El trabajo de verificación no se limitará a constatar si las cámaras están autorizadas. Cada entidad, dentro de sus competencias, examinará el sustento técnico y legal de los equipos, considerando variables como la siniestralidad registrada en el corredor, los límites de velocidad establecidos, la señalización existente y las condiciones particulares de la vía donde opera cada sistema.

Las cámaras de fotodetención electrónica, llamadas popularmente como ´fotomultas´, tienen los días contados bajo el gobierno de ´El Tigre´. En términos sencillos para que la gente lo entienda: acabará con el negocio.

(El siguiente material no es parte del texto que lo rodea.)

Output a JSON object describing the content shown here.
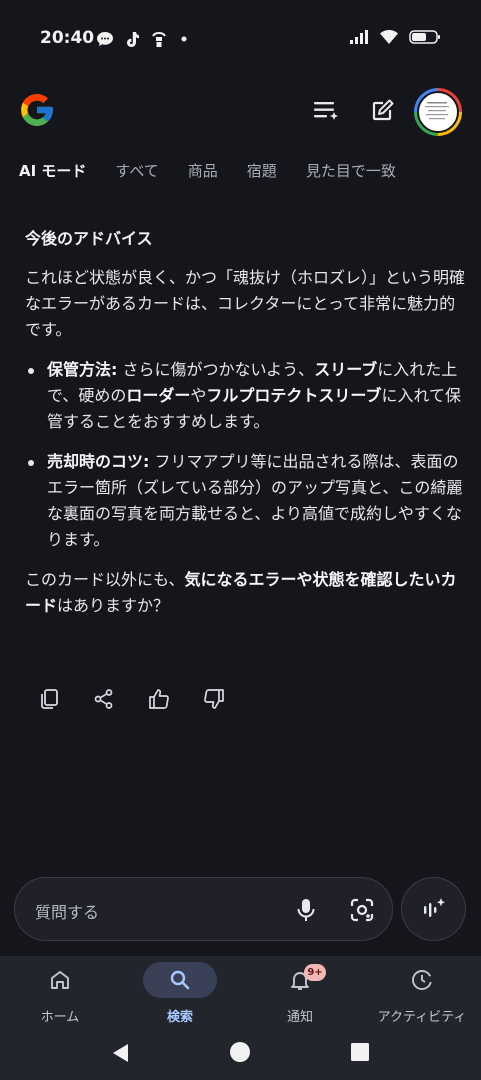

Sí, acabará con el multimillonario negocio que se regó como pasto silvestre por todo el territorio nacional. 

Alcalde que se respete, tiene montado su negocio de fotomultas. Una o dos cámaras le cambian la vida financiera al alcalde y desde luego al concesionario. No nos digamos mentiras. Eso es lo que viene ocurriendo desde hace dos décadas cuando comenzaron a aparecer de manera tímida, bajo la mampara de que contribuye a reducir la siniestralidad y educar a los conductores. Pues bien. Después de 20 años no ocurrió ni lo uno ni lo otro. Hoy los muertos en las vías se cuentan por montones y en cuanto a lo segundo, el ocultamiento de las placas, de motos o de carro para evadirlas es una muestra sencilla de que tampoco contribuyó a mejorar el comportamiento del conductor. Lo único que sí mejoró fue el bolsillo de quien la recauda, uy quien debe compartir un porcentaje o una comisión por quien le dio la concesión o autorizó su existencia (la de la fotomulta).

EL TRAMACAZO

La jefe de la cartera de Transporte, Elsa Noguera, afirmó que la detección electrónica debe prevenir siniestros y salvar vidas, y no ser un mecanismo de recaudo e irá mas profundo, revisarán si hay abusos o irregularidades.

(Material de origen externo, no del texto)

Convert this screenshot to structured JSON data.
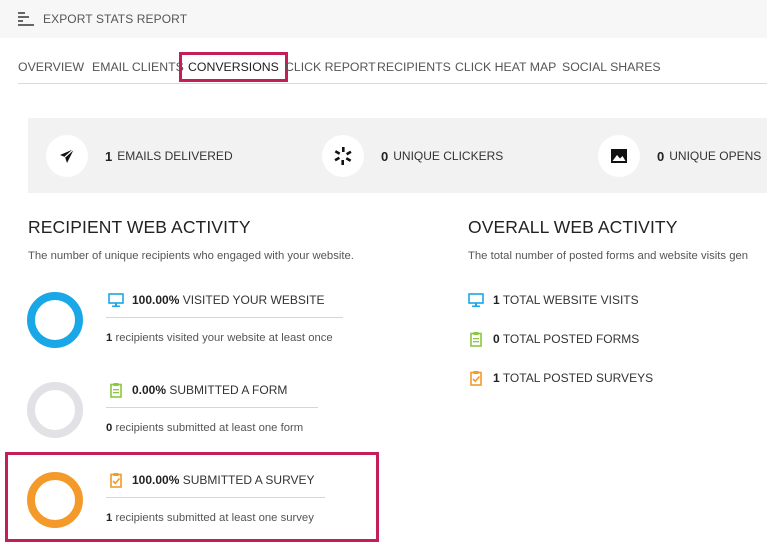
{
  "toolbar": {
    "export_label": "EXPORT STATS REPORT"
  },
  "tabs": [
    {
      "label": "OVERVIEW"
    },
    {
      "label": "EMAIL CLIENTS"
    },
    {
      "label": "CONVERSIONS",
      "active": true
    },
    {
      "label": "CLICK REPORT"
    },
    {
      "label": "RECIPIENTS"
    },
    {
      "label": "CLICK HEAT MAP"
    },
    {
      "label": "SOCIAL SHARES"
    }
  ],
  "stats": [
    {
      "value": "1",
      "label": "EMAILS DELIVERED",
      "icon": "send-icon"
    },
    {
      "value": "0",
      "label": "UNIQUE CLICKERS",
      "icon": "click-burst-icon"
    },
    {
      "value": "0",
      "label": "UNIQUE OPENS",
      "icon": "image-icon"
    }
  ],
  "recipient_activity": {
    "title": "RECIPIENT WEB ACTIVITY",
    "description": "The number of unique recipients who engaged with your website.",
    "metrics": [
      {
        "percent": "100.00%",
        "label": "VISITED YOUR WEBSITE",
        "count": "1",
        "detail": "recipients visited your website at least once",
        "fraction": 1.0,
        "color": "#1aa7e8",
        "icon": "monitor-icon"
      },
      {
        "percent": "0.00%",
        "label": "SUBMITTED A FORM",
        "count": "0",
        "detail": "recipients submitted at least one form",
        "fraction": 0.0,
        "color": "#e2e2e6",
        "icon": "clipboard-icon"
      },
      {
        "percent": "100.00%",
        "label": "SUBMITTED A SURVEY",
        "count": "1",
        "detail": "recipients submitted at least one survey",
        "fraction": 1.0,
        "color": "#f39a2b",
        "icon": "survey-check-icon"
      }
    ]
  },
  "overall_activity": {
    "title": "OVERALL WEB ACTIVITY",
    "description": "The total number of posted forms and website visits gen",
    "rows": [
      {
        "value": "1",
        "label": "TOTAL WEBSITE VISITS",
        "icon": "monitor-icon"
      },
      {
        "value": "0",
        "label": "TOTAL POSTED FORMS",
        "icon": "clipboard-icon"
      },
      {
        "value": "1",
        "label": "TOTAL POSTED SURVEYS",
        "icon": "survey-check-icon"
      }
    ]
  },
  "colors": {
    "accent_highlight": "#c41e5a",
    "blue": "#1aa7e8",
    "green": "#8cc63f",
    "orange": "#f39a2b",
    "grey_ring": "#e2e2e6"
  }
}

Tras la instrucción del presidente, Abelardo de la Espriella, el Ministerio de Transporte adelantará una revisión integral para garantizar que las cámaras de fotomultas protejan la vida y “no se conviertan en mecanismos de recaudo”.

El mandatario hizo la solicitud tras el anuncio de esta cartera de suspender la entrada en operación de tres nuevas cámaras de velocidad en la Vía al Mar.

En este mismo sentido, la ministra de Transporte, Elsa Noguera, aseveró que “la detección electrónica debe prevenir siniestros y salvar vidas, no convertirse en un mecanismo de recaudo a costa de los ciudadanos”.

De hecho, agregó que “la seguridad vial no se resuelve únicamente instalando cámaras. Las decisiones deben responder a las condiciones reales de cada corredor y estar sustentadas técnicamente. La protección de la vida estará siempre por encima de cualquier interés económico”.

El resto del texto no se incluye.